Now that you have no consumer debt and have an emergency fund, you will be able to start climbing toward investing 15% of your income toward retirement.

A 40-year-old, with a salary of $50,000 who invests 15% of their income into retirement with an 8% annual return will have the following amount at age 65 (Calculator).

  • $572,000 (over $760,000 with a 5% company match)

Also, when you are ready to retire, you will have no consumer debt and a retirement account that equals between half a million to three-quarters of a million dollars.

This simple calculation does not include any raises that you may receive throughout those 25 years or if you saved  15% of your salary for 30, 35 or 40 years.

MY PERSONAL THOUGHT PROCESS

I feel compelled to tell you about my cynical side; I do not trust any local, state or federal governments to properly handle pensions or social security.  Most counties and states are broke.  The federal government is always looking to reduce/change the pension system and the Social Security Administration may have to cut back payments in 2034, according to Social Security Administration’s 2017 SummaryTo be honest with you, this is a tough article to read so you may want to skim it.

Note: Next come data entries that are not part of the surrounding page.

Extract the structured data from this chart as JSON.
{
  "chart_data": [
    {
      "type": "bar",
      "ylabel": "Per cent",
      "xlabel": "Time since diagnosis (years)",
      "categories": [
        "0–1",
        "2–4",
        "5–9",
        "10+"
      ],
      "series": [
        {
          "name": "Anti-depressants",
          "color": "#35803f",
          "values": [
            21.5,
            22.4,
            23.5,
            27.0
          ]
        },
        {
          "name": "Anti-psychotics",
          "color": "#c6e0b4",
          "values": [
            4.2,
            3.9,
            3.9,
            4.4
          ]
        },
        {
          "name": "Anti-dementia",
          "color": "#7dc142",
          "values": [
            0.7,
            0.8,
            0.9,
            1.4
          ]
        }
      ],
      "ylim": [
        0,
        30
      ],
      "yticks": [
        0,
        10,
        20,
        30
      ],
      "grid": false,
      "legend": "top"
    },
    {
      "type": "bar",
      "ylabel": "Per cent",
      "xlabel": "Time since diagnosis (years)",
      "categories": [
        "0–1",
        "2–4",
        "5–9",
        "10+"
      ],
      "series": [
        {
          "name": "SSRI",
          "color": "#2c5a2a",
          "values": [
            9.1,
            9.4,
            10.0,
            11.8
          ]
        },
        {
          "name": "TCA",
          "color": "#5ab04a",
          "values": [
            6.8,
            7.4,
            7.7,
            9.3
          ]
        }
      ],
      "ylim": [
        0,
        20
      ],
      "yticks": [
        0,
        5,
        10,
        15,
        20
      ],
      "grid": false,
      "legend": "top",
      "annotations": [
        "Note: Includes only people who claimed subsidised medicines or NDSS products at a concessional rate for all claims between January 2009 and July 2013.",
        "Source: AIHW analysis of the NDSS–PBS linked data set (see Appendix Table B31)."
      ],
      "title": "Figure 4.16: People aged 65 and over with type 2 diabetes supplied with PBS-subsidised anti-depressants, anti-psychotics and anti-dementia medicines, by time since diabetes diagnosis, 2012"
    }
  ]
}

My wife and I pay into social security and I am in a federal government pension program.  However, we are not relying on them to provide us additional money in retirement.  We want to control our own destiny.  We save and invest into our own retirement account(s) as if that is all we will have when we get to retirement age.  If we happen to receive social security (or partial) benefits and a small pension that would be icing on the cake.  On a side note, I do not handle being stuck somewhere very well.  Therefore, I do not want to have to stay in my job because I need this pension.  I want to continue my employment because I like what I do for a living and it challenges me.

PENSION

For those of you who are required to invest 5-10% of your income into your pension program, then I would count about half of that toward your 15%.

For example, if you are required to pay 8% of your salary into your pension, then I would count about 4% toward your 15%.  That means you should still save an additional 11% into your retirement account(s).

15% (your goal) – 4% (half your required deduction) = 11% remaining

Saving for retirement is critical and it must begin now!!!  Read the action steps below to put yourself on a plan to save for your future:

RETIREMENT ACTION STEPS

1-Save one month of expenses in an Emergency Fund

2-Invest up to the company’s match-401(k)/403(b)

3-Payoff all debts (excluding your home) smallest to largest (future article coming)

4-Save 3-8 months of expenses in an Emergency Fund

5-Invest 15% of your income into retirement

Ultimately, saving for your retirement is a critical personal financial decision.  The earlier you begin to save for retirement, the more money you will have in retirement due to the amount you invested, capital gains, dividends and/or growth.  Therefore, having an emergency fund and paying off your debt will provide the opportunity to invest 15% of your income into your retirement.